2013年11月8日

 積極的平和主義という言葉は安倍さんが使っているので評判が悪い。だけど、私自身の考えをどう表現するかと言えば、やはり「積極的平和主義」である。

 世界中に戦争の火種があり、独裁政治とか貧困がある。それに対して、他国のことだからということで、消極的であっていいのかといえば、そうは言えないだろう。

 もし侵略されるような国があれば、その国を助けたいと思うのは、人間の普遍的な感情であると思う。目の前の侵略であれ、地球の裏側の侵略であれ、それは許せないと誰もが思うのではないか。

 日本国憲法の前文もそのような立場だと感じる。「平和を維持し、専制と隷従、圧迫と偏狭を地上から永遠に除去しようと努めている国際社会において、名誉ある地位を占めたいと思う」というのだから、当然だ。「いづれの国家も、自国のことのみに専念して他国を無視してはならない」のである。そして、「日本国民は、国家の名誉にかけ、全力をあげてこの崇高な理想と目的を達成することを誓」ったのだ。

 安倍さんの「積極的平和主義」というのは、こうした理念とは正反対のものである。アメリカに向かうミサイルを撃ち落とさなければならない、アメリカの艦船が攻撃されたら自衛隊で反撃しなければならない、だから集団的自衛権が必要だ、その他その他。要するに、安倍さんの視野に入っているのは、ただアメリカだけなのだ。どこが積極的なものか。「消極的戦争主義」の方が正しいネーミング。

 それに対して、平和護憲勢力は、世界中から戦争と貧困と隷属をなくすための提言を出し、行動しなければならない。戦争の現場に出かけていって、銃を持って向き合っている紛争当事者に対して、「撃ち方止め」と説得するような考え方を打ち出し、それをどう実践するか示さなければならない。

 これができたときに、安倍さんの「積極的平和主義」のまやかしが明らかになる。護憲勢力こそ「積極的平和主義」だと実感されるようになる。

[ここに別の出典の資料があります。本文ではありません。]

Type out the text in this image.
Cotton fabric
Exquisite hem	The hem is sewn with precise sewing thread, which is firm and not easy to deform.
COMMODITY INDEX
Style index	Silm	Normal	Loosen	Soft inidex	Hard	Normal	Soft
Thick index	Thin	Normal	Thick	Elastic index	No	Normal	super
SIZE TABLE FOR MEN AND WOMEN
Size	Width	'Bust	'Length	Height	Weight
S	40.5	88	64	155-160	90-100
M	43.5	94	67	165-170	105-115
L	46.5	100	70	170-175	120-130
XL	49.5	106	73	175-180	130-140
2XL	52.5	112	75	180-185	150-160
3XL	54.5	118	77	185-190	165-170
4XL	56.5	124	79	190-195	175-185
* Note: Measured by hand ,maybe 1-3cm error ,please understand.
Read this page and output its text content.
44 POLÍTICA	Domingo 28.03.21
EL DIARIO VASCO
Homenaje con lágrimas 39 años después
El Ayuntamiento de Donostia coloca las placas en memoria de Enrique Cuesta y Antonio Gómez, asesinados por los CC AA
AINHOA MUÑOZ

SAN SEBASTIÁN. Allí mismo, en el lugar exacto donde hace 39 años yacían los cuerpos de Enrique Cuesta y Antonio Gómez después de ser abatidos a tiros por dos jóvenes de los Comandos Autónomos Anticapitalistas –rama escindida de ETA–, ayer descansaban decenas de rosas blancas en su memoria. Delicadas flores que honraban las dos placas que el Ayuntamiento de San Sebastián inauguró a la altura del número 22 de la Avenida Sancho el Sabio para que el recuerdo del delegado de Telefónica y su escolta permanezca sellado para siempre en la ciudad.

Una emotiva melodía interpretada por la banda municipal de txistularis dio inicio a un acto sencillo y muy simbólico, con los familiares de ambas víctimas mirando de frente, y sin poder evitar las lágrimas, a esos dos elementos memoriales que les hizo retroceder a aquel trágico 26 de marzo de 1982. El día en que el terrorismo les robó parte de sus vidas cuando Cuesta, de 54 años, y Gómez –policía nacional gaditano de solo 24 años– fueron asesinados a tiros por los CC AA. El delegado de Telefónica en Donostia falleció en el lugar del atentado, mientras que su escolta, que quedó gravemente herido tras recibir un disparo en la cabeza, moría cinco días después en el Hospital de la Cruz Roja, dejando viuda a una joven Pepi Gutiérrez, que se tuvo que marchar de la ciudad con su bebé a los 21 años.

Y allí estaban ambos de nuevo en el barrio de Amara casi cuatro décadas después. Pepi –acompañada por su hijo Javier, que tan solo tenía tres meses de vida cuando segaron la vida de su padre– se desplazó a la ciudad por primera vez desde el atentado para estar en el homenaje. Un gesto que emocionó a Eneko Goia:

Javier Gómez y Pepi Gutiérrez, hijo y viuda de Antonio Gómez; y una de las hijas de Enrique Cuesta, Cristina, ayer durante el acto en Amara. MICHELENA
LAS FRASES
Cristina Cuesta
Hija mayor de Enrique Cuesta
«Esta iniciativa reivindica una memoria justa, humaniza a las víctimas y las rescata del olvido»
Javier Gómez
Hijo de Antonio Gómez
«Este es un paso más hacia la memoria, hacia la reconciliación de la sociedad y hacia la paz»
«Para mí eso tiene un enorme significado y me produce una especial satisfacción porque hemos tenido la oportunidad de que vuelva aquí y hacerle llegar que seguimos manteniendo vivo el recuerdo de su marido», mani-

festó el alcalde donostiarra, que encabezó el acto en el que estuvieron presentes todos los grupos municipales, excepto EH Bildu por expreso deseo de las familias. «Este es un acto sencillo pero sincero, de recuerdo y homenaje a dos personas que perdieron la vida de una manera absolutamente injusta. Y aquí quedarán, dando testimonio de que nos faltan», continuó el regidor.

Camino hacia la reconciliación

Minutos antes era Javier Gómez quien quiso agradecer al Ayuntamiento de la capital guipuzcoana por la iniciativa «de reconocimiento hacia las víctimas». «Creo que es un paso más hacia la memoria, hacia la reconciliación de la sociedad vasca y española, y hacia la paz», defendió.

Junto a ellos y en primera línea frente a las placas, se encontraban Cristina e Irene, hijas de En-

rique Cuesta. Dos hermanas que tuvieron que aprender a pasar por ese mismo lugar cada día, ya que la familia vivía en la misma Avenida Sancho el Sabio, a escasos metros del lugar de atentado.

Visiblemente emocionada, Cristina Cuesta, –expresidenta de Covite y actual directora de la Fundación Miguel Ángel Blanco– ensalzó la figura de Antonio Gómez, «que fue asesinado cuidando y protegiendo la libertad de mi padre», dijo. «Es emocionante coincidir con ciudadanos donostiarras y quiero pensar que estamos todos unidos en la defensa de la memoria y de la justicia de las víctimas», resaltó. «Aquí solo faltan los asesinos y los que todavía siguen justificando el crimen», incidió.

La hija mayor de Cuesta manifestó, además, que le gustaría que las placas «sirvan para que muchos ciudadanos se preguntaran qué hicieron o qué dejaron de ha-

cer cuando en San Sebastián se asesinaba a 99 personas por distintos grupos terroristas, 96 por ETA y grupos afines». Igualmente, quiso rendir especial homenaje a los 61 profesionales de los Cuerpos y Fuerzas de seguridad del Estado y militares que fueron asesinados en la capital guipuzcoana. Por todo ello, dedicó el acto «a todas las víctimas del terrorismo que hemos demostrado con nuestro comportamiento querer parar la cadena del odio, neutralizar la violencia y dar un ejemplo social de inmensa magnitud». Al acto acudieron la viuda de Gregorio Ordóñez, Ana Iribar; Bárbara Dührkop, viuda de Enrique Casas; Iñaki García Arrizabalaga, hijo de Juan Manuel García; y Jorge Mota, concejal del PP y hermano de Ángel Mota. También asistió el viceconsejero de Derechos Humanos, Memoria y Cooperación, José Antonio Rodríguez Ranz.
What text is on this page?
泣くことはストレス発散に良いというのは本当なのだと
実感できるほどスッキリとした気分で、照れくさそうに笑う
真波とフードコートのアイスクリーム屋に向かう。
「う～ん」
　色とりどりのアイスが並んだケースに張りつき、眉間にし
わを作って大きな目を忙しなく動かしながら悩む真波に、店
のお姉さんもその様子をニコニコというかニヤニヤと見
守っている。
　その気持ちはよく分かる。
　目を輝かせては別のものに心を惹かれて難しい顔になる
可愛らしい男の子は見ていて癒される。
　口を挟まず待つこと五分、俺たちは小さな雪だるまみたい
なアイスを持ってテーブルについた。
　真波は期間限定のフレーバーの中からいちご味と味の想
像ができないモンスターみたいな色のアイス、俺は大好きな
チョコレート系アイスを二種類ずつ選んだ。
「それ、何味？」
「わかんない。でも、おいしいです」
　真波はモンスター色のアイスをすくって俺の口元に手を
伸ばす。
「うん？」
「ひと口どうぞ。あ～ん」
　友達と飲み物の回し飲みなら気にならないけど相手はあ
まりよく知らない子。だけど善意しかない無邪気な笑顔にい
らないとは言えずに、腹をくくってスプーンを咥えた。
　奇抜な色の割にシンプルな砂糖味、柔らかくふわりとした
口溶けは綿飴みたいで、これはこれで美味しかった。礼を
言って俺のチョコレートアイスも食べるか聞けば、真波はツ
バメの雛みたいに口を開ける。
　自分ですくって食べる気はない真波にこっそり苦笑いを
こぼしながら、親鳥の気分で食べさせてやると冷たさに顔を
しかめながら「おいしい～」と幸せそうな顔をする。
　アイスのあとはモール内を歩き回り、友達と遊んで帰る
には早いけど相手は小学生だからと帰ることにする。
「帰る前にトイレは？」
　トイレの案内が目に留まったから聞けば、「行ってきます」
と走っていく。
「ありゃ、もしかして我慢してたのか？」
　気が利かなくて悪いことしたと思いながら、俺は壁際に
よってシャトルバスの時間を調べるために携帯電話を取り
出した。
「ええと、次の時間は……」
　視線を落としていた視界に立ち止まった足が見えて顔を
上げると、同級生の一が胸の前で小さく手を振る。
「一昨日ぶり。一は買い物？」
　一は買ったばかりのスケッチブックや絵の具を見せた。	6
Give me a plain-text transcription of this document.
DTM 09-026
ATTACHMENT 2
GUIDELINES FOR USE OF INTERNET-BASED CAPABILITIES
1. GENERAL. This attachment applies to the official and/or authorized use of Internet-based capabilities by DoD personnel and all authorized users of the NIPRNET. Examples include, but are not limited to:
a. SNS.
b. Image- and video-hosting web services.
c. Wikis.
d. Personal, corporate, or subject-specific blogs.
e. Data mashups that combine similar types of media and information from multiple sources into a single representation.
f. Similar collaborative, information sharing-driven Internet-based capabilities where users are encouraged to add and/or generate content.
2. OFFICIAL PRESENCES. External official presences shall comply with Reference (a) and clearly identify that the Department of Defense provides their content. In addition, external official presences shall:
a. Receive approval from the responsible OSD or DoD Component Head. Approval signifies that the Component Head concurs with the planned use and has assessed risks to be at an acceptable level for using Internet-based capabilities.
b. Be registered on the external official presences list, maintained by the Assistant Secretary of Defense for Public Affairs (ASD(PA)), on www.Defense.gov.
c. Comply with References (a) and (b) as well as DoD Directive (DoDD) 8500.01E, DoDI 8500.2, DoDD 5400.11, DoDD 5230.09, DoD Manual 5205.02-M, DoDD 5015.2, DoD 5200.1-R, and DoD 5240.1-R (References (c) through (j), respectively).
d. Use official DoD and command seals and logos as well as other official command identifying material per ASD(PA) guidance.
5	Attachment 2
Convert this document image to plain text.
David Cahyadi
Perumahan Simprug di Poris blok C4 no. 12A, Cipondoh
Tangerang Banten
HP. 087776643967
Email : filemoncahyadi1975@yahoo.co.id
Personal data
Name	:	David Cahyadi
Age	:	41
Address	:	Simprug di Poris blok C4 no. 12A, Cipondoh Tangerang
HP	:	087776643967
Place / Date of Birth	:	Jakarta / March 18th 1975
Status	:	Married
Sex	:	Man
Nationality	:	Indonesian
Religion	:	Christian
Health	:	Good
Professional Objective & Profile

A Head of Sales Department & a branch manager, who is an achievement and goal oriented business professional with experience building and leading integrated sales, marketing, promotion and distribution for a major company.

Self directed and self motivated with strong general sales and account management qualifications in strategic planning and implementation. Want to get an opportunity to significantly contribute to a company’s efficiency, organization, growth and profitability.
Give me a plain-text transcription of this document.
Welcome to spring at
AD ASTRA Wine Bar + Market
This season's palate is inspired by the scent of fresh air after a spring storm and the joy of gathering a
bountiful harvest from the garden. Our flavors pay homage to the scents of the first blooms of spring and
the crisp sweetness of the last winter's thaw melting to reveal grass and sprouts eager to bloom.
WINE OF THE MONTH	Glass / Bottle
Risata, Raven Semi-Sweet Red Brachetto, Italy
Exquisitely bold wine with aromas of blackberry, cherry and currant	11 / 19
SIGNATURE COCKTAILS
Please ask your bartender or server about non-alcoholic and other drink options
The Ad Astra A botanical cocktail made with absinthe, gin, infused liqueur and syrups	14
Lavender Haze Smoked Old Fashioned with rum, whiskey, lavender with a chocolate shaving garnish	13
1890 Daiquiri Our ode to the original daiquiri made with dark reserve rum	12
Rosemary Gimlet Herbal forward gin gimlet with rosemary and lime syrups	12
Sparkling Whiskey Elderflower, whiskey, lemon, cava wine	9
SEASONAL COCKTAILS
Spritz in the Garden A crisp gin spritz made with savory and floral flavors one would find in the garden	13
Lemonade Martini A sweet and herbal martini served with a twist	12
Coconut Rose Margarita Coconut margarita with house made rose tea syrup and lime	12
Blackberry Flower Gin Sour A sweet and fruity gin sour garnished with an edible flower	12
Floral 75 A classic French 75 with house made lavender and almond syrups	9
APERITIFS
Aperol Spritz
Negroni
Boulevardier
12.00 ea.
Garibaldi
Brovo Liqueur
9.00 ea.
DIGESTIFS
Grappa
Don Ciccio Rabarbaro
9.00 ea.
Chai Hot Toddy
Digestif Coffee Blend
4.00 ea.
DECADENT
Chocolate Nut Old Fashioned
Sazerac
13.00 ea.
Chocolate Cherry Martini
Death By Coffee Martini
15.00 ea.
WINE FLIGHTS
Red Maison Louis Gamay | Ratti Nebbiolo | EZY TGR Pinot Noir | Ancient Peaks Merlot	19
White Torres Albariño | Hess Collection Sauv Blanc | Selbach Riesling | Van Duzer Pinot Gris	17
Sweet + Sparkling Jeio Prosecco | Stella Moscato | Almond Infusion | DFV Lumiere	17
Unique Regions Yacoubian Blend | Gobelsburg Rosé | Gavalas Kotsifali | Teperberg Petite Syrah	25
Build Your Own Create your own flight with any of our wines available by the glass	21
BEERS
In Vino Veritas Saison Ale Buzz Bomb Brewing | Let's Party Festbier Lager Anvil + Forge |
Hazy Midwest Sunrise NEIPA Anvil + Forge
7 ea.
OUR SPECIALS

 それにしても、われわれは、自民党などが何かのスローガンを掲げるとき、それに反対するという立場をとることが多い。「積極的平和主義」もだが、「コメ輸入自由化」などに際してもそうだった。

 だが、彼らが使う用語は、用意周到に準備されている。そして、一般的に「自由」「自由化」というのはプラスイメージを持つ言葉だから、それに対して、「自由化反対」を基本スローガンにしてしまうと、こちらがマイナスイメージを持たれてしまう。

 だから、彼らがイメージづくりのために何らかのスローガンを出してきたときは、機械的に「反対」のスローガンを叫ぶのは慎重にしなければならないと思う。彼らのスローガンにマイナスイメージを持たせるネーミングを与え、われわれはプラスイメージを持ってもらえるスローガンをつくることが大事だ。どうでしょうね。